My reasoning was the same as Markus's: the difference was so negligible
that I went with the "less home-rolled code" version.

I already staged this series without the nib functions and submitted the
snprintf version as its own patch with a less disparaging (to printf and
friends) commit message.

Any further micro-optimization is a waste of time to properly benchmark
and split hairs. I already dropped the test from ~14s to ~4s. Good enough.

--js
Eric Blake May 8, 2015, 7:47 p.m. UTC | #10
On 05/08/2015 10:22 AM, John Snow wrote:
>>> I'm a bit surprised - making a function call per byte generally executes
>>> more instructions than open-coding the conversion (albeit the branch
>>> prediction in the hardware probably does fairly well over long strings,
>>> since it is a tight and predictable loop).  Remember, sprintf() has to
>>> decode the format string on every call (unless the compiler is smart
>>> enough to open-code what sprintf would do).
>>
>> John's measurements show that the speed difference between snprintf()
>> and a local copy of formatting code gets thoroughly drowned in noise.
>>
>> The snprintf() version takes 18 lines less, according to diffstat.  Less
>> code, same measured performance, what's not to like?
>>
>> However, if you feel strongly about avoiding snprintf() here, I won't
>> argue further.  Except for the commit message: it needs to be fixed not
>> to claim avoiding "printf and friends" makes a speed difference.
>>
> 
> My reasoning was the same as Markus's: the difference was so negligible
> that I went with the "less home-rolled code" version.
> 
> I already staged this series without the nib functions and submitted the
> snprintf version as its own patch with a less disparaging (to printf and
> friends) commit message.
> 
> Any further micro-optimization is a waste of time to properly benchmark
> and split hairs. I already dropped the test from ~14s to ~4s. Good enough.
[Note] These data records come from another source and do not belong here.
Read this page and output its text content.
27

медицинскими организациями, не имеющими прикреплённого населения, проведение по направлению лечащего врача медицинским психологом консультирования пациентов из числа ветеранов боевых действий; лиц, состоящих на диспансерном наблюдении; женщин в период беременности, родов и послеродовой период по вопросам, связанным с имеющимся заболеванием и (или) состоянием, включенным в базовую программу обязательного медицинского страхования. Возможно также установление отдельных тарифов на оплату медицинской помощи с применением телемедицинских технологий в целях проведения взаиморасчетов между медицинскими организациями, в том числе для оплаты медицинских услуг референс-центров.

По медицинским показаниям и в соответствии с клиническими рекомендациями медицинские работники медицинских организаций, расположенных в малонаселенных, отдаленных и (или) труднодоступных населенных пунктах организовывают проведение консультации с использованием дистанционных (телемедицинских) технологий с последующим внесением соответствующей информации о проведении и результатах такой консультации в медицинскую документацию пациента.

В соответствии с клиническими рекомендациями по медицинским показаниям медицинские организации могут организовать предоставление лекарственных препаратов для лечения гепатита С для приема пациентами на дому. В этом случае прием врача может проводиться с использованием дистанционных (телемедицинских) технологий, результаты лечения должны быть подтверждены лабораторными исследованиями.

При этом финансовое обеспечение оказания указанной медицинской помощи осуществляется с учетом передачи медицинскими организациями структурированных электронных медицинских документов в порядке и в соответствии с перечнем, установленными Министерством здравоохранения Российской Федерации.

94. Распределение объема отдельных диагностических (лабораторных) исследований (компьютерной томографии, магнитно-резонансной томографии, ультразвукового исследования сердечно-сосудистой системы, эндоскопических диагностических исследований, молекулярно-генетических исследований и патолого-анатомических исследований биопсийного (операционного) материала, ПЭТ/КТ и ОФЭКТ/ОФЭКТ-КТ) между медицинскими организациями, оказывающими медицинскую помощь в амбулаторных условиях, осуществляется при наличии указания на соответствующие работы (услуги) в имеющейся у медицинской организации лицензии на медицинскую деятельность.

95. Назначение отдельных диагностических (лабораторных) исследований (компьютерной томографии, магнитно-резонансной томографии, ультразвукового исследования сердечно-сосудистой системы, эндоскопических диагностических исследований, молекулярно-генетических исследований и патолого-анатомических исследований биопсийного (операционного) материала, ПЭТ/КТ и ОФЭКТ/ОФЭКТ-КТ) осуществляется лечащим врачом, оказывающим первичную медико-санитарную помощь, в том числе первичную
Okay, I'm convinced - keep the s[n]printf, on the grounds that it wasn't
the bottleneck.  You are right that premature optimization is not worth
the complexity if it gives no real speed gain.
diff mbox

Patch

diff --git a/qtest.c b/qtest.c
index c1a0493..383f9ed 100644
--- a/qtest.c
+++ b/qtest.c
@@ -157,6 +157,8 @@  static bool qtest_opened;
  * NUM=0 even though it is remapped to GSI 2).
  */
 
+static const char *hex = "0123456789abcdef";
+
 static int hex2nib(char ch)
 {
     if (ch >= '0' && ch <= '9') {
@@ -170,6 +172,12 @@  static int hex2nib(char ch)
     }
 }
 
+static inline void byte2hex(uint8_t byte, uint8_t *out)
+{
+    *out++ = hex[byte >> 4];
+    *out = hex[byte & 0x0F];
+}
+
 static void qtest_get_time(qemu_timeval *tv)
 {
     qemu_gettimeofday(tv);
@@ -414,6 +422,7 @@  static void qtest_process_command(CharDriverState *chr, gchar **words)
     } else if (strcmp(words[0], "read") == 0) {
         uint64_t addr, len, i;
         uint8_t *data;
+        uint8_t *enc;
 
         g_assert(words[1] && words[2]);
         addr = strtoull(words[1], NULL, 0);
@@ -422,14 +431,17 @@  static void qtest_process_command(CharDriverState *chr, gchar **words)
         data = g_malloc(len);
         cpu_physical_memory_read(addr, data, len);
 
-        qtest_send_prefix(chr);
-        qtest_send(chr, "OK 0x");
+        enc = g_malloc(2 * len + 1);
         for (i = 0; i < len; i++) {
-            qtest_sendf(chr, "%02x", data[i]);
+            byte2hex(data[i], &enc[i * 2]);
         }
-        qtest_send(chr, "\n");
+        enc[2 * len] = '\0';
+
+        qtest_send_prefix(chr);
+        qtest_sendf(chr, "OK 0x%s\n", enc);
 
         g_free(data);
+        g_free(enc);
     } else if (strcmp(words[0], "b64read") == 0) {
         uint64_t addr, len;
         uint8_t *data;
diff --git a/tests/libqtest.c b/tests/libqtest.c
index 055aad6..1b246c9 100644
--- a/tests/libqtest.c
+++ b/tests/libqtest.c
@@ -651,6 +651,8 @@  uint64_t qtest_readq(QTestState *s, uint64_t addr)
     return qtest_read(s, "readq", addr);
 }
 
+static const char *hex = "0123456789abcdef";
+
 static int hex2nib(char ch)
 {
     if (ch >= '0' && ch <= '9') {
@@ -664,6 +666,12 @@  static int hex2nib(char ch)
     }
 }
 
+static inline void byte2hex(uint8_t byte, uint8_t *out)
+{
+    *out++ = hex[byte >> 4];
+    *out = hex[byte & 0x0f];
+}
+
 void qtest_memread(QTestState *s, uint64_t addr, void *data, size_t size)
 {
     uint8_t *ptr = data;
@@ -730,13 +738,16 @@  void qtest_memwrite(QTestState *s, uint64_t addr, const void *data, size_t size)
 {
     const uint8_t *ptr = data;
     size_t i;
+    uint8_t *enc = g_malloc(2 * size + 1);
 
-    qtest_sendf(s, "write 0x%" PRIx64 " 0x%zx 0x", addr, size);
     for (i = 0; i < size; i++) {
-        qtest_sendf(s, "%02x", ptr[i]);
+        byte2hex(ptr[i], &enc[i * 2]);
     }
-    qtest_sendf(s, "\n");
+    enc[2 * size] = '\0';
+
+    qtest_sendf(s, "write 0x%" PRIx64 " 0x%zx 0x%s\n", addr, size, enc);
     qtest_rsp(s, 0);
+    g_free(enc);
 }
 
 void qtest_memset(QTestState *s, uint64_t addr, uint8_t pattern, size_t size)